El cuerpo hace esto en parte activando las neuronas que desencadenan la liberación de vasopresina, una hormona antidiurética que juega un papel clave en el mantenimiento de la concentración correcta de sal. En contraste con estudios previos que han observado un vínculo positivo entre la actividad neuronal y el aumento del flujo sanguíneo, los investigadores encontraron una disminución en el flujo sanguíneo cuando las neuronas se disparaban en el hipotálamo.

«Los resultados nos tomaron por sorpresa porque vimos vasoconstricción, que es lo opuesto a lo que la mayoría de la gente ha descrito en la corteza en respuesta a un estímulo sensorial», dijo Stern. «Normalmente vemos una reducción del flujo sanguíneo en la corteza en el caso de enfermedades como el Alzheimer o después de un accidente cerebrovascular o isquemia».

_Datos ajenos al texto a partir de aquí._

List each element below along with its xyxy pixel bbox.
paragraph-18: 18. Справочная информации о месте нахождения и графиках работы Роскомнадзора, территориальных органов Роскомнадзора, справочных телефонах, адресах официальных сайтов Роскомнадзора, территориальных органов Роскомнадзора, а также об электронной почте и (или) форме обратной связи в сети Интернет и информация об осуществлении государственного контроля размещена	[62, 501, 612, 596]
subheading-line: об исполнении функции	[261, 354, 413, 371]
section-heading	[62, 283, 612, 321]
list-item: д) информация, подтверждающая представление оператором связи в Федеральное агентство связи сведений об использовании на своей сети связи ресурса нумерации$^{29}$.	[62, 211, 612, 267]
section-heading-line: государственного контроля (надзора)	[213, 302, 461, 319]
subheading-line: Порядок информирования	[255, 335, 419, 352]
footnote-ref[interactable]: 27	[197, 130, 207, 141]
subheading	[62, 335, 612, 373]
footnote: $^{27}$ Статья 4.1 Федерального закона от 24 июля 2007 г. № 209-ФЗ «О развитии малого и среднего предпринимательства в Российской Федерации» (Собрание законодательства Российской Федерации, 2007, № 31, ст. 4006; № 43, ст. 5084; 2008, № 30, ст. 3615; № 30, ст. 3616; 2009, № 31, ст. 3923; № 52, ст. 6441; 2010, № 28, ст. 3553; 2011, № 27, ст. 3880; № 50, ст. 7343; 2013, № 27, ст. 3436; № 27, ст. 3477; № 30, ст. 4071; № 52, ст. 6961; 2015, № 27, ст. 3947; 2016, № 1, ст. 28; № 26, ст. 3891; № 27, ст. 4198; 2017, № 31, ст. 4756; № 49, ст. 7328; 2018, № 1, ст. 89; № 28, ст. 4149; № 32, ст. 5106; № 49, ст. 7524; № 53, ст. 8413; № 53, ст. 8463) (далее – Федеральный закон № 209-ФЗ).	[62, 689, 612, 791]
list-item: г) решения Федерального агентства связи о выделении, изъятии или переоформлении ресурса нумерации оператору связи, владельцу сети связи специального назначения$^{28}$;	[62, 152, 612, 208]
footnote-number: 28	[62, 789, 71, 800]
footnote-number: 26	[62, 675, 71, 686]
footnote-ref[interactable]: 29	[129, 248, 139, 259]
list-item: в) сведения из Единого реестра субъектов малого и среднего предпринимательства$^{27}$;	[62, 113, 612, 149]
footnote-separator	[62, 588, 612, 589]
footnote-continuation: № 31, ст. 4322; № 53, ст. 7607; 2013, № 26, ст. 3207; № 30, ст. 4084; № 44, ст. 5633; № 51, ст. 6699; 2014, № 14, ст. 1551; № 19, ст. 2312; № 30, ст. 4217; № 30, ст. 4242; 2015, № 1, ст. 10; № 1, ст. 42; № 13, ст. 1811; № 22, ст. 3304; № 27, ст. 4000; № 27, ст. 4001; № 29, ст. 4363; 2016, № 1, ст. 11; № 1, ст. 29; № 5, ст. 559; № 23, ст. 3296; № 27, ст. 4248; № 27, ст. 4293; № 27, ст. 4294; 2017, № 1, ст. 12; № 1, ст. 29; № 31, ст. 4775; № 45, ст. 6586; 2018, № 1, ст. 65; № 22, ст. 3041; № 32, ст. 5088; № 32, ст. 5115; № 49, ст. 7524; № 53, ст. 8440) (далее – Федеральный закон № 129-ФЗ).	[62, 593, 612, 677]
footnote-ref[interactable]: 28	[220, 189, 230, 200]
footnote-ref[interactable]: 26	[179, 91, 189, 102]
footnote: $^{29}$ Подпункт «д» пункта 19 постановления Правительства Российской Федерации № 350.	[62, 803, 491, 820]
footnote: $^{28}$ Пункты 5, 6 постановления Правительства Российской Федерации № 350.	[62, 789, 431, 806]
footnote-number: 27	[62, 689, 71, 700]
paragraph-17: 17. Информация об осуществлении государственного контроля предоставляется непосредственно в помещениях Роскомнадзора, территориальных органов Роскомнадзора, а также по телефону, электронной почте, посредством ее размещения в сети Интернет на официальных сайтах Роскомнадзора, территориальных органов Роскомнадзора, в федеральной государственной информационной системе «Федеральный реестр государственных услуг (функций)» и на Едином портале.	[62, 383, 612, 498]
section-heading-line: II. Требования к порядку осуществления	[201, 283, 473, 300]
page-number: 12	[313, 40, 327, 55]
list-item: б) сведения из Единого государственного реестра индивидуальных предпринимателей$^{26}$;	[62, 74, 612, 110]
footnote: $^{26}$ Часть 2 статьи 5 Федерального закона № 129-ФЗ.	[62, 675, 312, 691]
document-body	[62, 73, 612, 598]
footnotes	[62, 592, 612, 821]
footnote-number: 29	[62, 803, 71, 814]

El equipo denominó el fenómeno «acoplamiento neurovascular inverso», o una disminución del flujo sanguíneo que produce hipoxia. También observaron otras diferencias: en la corteza, las respuestas vasculares a los estímulos están muy localizadas y la dilatación se produce rápidamente. En el hipotálamo, la respuesta fue generalizada y se produjo lentamente, durante un largo período de tiempo.

«Cuando comemos mucha sal, nuestros niveles de sodio permanecen altos durante mucho tiempo», dijo Stern. «Creemos que la hipoxia es un mecanismo que fortalece la capacidad de las neuronas para responder a la estimulación prolongada de la sal, lo que les permite permanecer activas durante un período prolongado».

Los hallazgos plantean preguntas interesantes sobre cómo la hipertensión puede afectar el cerebro. Se cree que entre el 50 y el 60 por ciento de la hipertensión se debe a la sal, provocada por el consumo excesivo de sal. El equipo de investigación tiene la intención de estudiar este mecanismo de acoplamiento neurovascular inverso en modelos animales para determinar si contribuye a la patología de la hipertensión dependiente de la sal. Además, esperan usar su enfoque para estudiar otras regiones y enfermedades del cerebro, incluidas la depresión, la obesidad y las afecciones neurodegenerativas.

«Si ingieres mucha sal de forma crónica, tendrás una sobreactivación de las neuronas de vasopresina. Este mecanismo puede entonces inducir una hipoxia excesiva, lo que podría provocar daño tisular en el cerebro», dijo Stern. «Si podemos comprender mejor este proceso, podemos diseñar nuevos objetivos para detener esta activación dependiente de la hipoxia y quizás mejorar los resultados para las personas con hipertensión dependiente de la sal».

Los autores del estudio incluyen a Ranjan Roy y Ferdinand Althammer, investigadores postdoctorales del Centro de Neuroinflamación y Enfermedades Cardiometabólicas, Jordan Hamm, profesor asistente de neurociencia en el estado de Georgia, y colegas de la Universidad de Otago en Nueva Zelanda, la Universidad de Augusta y la Universidad de Auburn. . La investigación fue apoyada por el Instituto Nacional de Trastornos Neurológicos y Accidentes Cerebrovasculares.